It’s been a rocky ride for people working in DCM. What are the prospects for those who’ve had the misfortune to be made redundant?
Last month Reuters reported that Bank of America is scaling back its DCM business in Asia.
Sources say the bank, a relatively small player in the Asian DCM arena, will no longer originate, structure or arrange DCM deals, including bonds, loans and structured products, in the region. One source said about 15 DCM staff, including all originators and structurers, were fired in January.
The bad news for anyone ousted from a DCM role right now is that it’s not likely to prove easy to get back in. Richie Holliday, managing director of recruitment firm Morgan McKinley in Hong Kong, says there’s not much hiring going on in DCM right now, and there’s been quite a lot of ‘restructuring’ within credit teams across Asia.

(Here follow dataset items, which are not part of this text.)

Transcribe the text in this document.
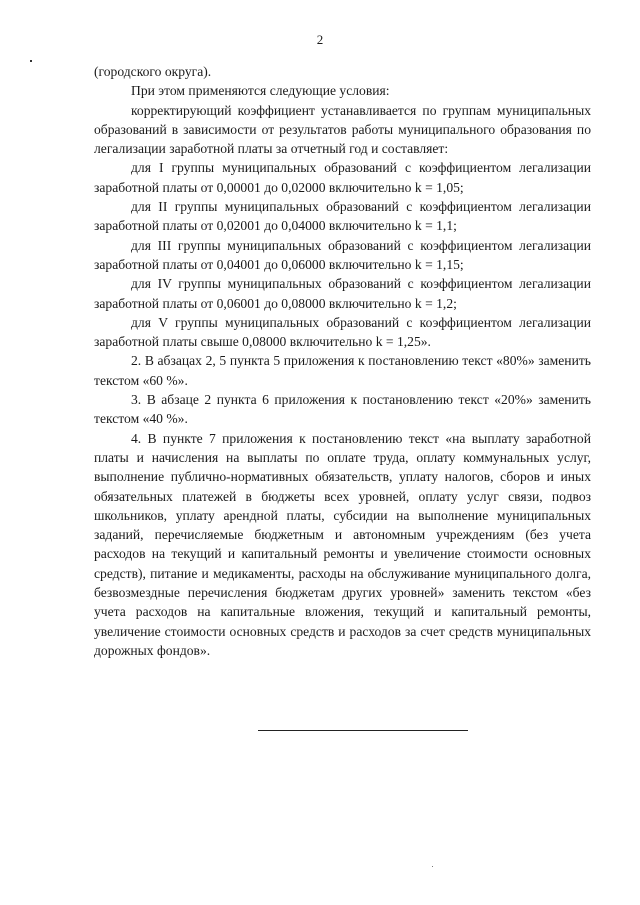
2

(городского округа).

При этом применяются следующие условия:

корректирующий коэффициент устанавливается по группам муниципальных образований в зависимости от результатов работы муниципального образования по легализации заработной платы за отчетный год и составляет:

для I группы муниципальных образований с коэффициентом легализации заработной платы от 0,00001 до 0,02000 включительно k = 1,05;

для II группы муниципальных образований с коэффициентом легализации заработной платы от 0,02001 до 0,04000 включительно k = 1,1;

для III группы муниципальных образований с коэффициентом легализации заработной платы от 0,04001 до 0,06000 включительно k = 1,15;

для IV группы муниципальных образований с коэффициентом легализации заработной платы от 0,06001 до 0,08000 включительно k = 1,2;

для V группы муниципальных образований с коэффициентом легализации заработной платы свыше 0,08000 включительно k = 1,25».

2. В абзацах 2, 5 пункта 5 приложения к постановлению текст «80%» заменить текстом «60 %».

3. В абзаце 2 пункта 6 приложения к постановлению текст «20%» заменить текстом «40 %».

4. В пункте 7 приложения к постановлению текст «на выплату заработной платы и начисления на выплаты по оплате труда, оплату коммунальных услуг, выполнение публично-нормативных обязательств, уплату налогов, сборов и иных обязательных платежей в бюджеты всех уровней, оплату услуг связи, подвоз школьников, уплату арендной платы, субсидии на выполнение муниципальных заданий, перечисляемые бюджетным и автономным учреждениям (без учета расходов на текущий и капитальный ремонты и увеличение стоимости основных средств), питание и медикаменты, расходы на обслуживание муниципального долга, безвозмездные перечисления бюджетам других уровней» заменить текстом «без учета расходов на капитальные вложения, текущий и капитальный ремонты, увеличение стоимости основных средств и расходов за счет средств муниципальных дорожных фондов».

Nor does the buyside offer much hope. “It has affected investors in DCM as well,” says Holliday. “That’s why some candidates in DCM from top tier banks are also looking for opportunities in other areas.”
However, Holliday adds that even though the credit market isn’t so hot right now, there are still a few vacancies and Asia still appears to have some “slight” protection from the rest of the global market.
Gary Lai, manager of front office banking at recruiter Robert Walters in Singapore, is more upbeat.
According to Lai, there are jobs on offer in Asia, and banks locally are keen to capitalise on the flow of fixed income bankers coming out of the US and Europe: “Banks are seizing this opportunity to hire some of these redundant bankers in order to expand their coverage throughout the region.”